Так мог бы начать эту повесть Троллоп.
У меня нет для нее окончательного варианта начала, хотя, конечно, определенные соображения имеются. У меня есть, например, следующие строки Уоллеса Стивенса:
Пальма на краю сознанья, За последней мыслью, встает В бронзовой дали; Златоперая птица Поет в ветвях непостижимую мысли И чувству людскому чужеземную песнь.Поразмыслите об этом.
У меня есть: «Краски, влажность, жара, достаточное количество голубизны в небе» — исчерпывающее объяснение Инез Виктор, почему она осталась в Куала-Лумпуре. Поразмыслите над этим. У меня есть те алые рассветы, о которых говорил Джек Ловетт. У меня есть сон, периодически повторяющийся; в этом сне все поле моего зрения заполняется радугой, в которой я отворяю дверь в заросли тропической зелени (я думаю, это — банановая роща, большие глянцевитые листья отяжелели от дождя, однако, поскольку на пальмах не видно ни одного банана, любители символики могут успокоиться) и наблюдаю, как спектр разделяется на чистые цвета. При достаточно внимательном рассмотрении все эти данные обнаруживают тенденцию независимости не только от какой-либо личности, но и от самого повествования, что не позволяет считать их идеальными образами для начала повести, но приходится обходиться тем, что есть в наличии.
Карты на стол.
Инез Виктор и Джек Ловетт заинтересовали меня в тот момент моей жизни, когда мне не хватало уверенности, не хватало даже минимального запаса «эго», признаваемого всеми писателями необходимым для написания романов, не хватало убежденности, не хватало выдержки, чтобы разобраться с прошлым, и интереса к воспоминаниям, не хватало веры даже в собственное мастерство.

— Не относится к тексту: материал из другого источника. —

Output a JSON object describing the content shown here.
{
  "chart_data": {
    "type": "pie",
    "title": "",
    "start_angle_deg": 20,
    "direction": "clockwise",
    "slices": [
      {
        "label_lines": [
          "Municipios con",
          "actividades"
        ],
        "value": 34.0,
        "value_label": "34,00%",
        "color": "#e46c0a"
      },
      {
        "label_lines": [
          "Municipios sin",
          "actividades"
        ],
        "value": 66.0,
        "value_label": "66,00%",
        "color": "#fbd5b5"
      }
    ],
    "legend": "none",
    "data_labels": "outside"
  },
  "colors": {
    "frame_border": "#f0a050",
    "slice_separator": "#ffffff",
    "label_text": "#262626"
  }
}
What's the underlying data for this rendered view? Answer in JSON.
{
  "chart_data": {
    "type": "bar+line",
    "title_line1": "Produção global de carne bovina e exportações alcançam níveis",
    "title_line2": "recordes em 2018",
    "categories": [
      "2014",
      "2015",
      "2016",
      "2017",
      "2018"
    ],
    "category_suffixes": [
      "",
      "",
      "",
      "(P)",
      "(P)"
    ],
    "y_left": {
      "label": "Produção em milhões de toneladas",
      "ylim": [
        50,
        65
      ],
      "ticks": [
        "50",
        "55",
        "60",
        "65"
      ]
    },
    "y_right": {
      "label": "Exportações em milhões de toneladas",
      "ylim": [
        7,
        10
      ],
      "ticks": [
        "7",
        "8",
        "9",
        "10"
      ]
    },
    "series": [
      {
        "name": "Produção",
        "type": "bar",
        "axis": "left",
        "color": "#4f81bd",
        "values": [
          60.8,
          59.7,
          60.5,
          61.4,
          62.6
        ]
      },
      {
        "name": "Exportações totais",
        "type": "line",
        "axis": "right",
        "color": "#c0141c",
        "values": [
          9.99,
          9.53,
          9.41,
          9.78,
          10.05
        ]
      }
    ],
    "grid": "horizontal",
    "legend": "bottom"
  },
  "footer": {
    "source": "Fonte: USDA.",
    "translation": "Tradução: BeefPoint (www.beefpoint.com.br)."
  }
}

В пособии по композиции для студентов я наткнулась недавно на очень точное (по характеристике моей манеры) задание: «Дидион начинает с достаточно ироничного упоминания непосредственной причины, заставляющей ее писать данный отрывок. Попытайтесь использовать этот прием для начала эссе; вам может захотеться скопировать иронический-однако-серьезный тон Дидион, либо вы можете попробовать сделать ваше эссе остроумным. Рассмотрим более широкий вопрос роли фона: как использует Дидион обстановку в качестве риторической основы? Она снова и снова возвращается к различным деталям этой обстановки: где, как и с какими результатами? Рассмотрим также включенность самой Дидион в общий фон и получаемый результат. Каким образом он достигается?»
Вода под мостом.
Как сказал бы Джек Ловетт.
Вода под мостом — взорви его за собой.
Итак, у меня нет прокаженного, который каждое утро в семь приходит к дверям.
Нет угольной компании «Тропический пояс», нет ясно различимой фигуры на гребне неизменного холма.
На самом деле неизменных холмов не существует: будучи внучкой геолога, я рано научилась не любить абсолютную изменчивость холмов, водопадов и даже островов. Когда холм падает в океан, я вижу в этом закономерность. Когда 5,2 балла по шкале Рихтера трясут письменный стол в моей собственной комнате принадлежащего мне дома на моей неповторимой Уэлбек-стрит, я продолжаю печатать. Холм есть временный объект для приложения усилия; таким же объектом может быть «эго». Водопад есть саморегулирующееся несоответствие потока рельефу: то же самое, насколько мне известно, относится и к мастерству. Сам остров, на который Инез Виктор вернулась весной 1975-го, — Оаху; поднявшаяся над поверхностью воды постэрозивная масса суши вдоль Гавайской гряды есть временное явление, и каждый дождь или толчок, испытанный плитами тихоокеанской платформы, изменяет его форму и укорачивает срок его существования в качестве перекрестка на Тихом океане. В свете вышеизложенного трудно с уверенностью судить о том, что здесь произошло весной 1975-го. Или ранее.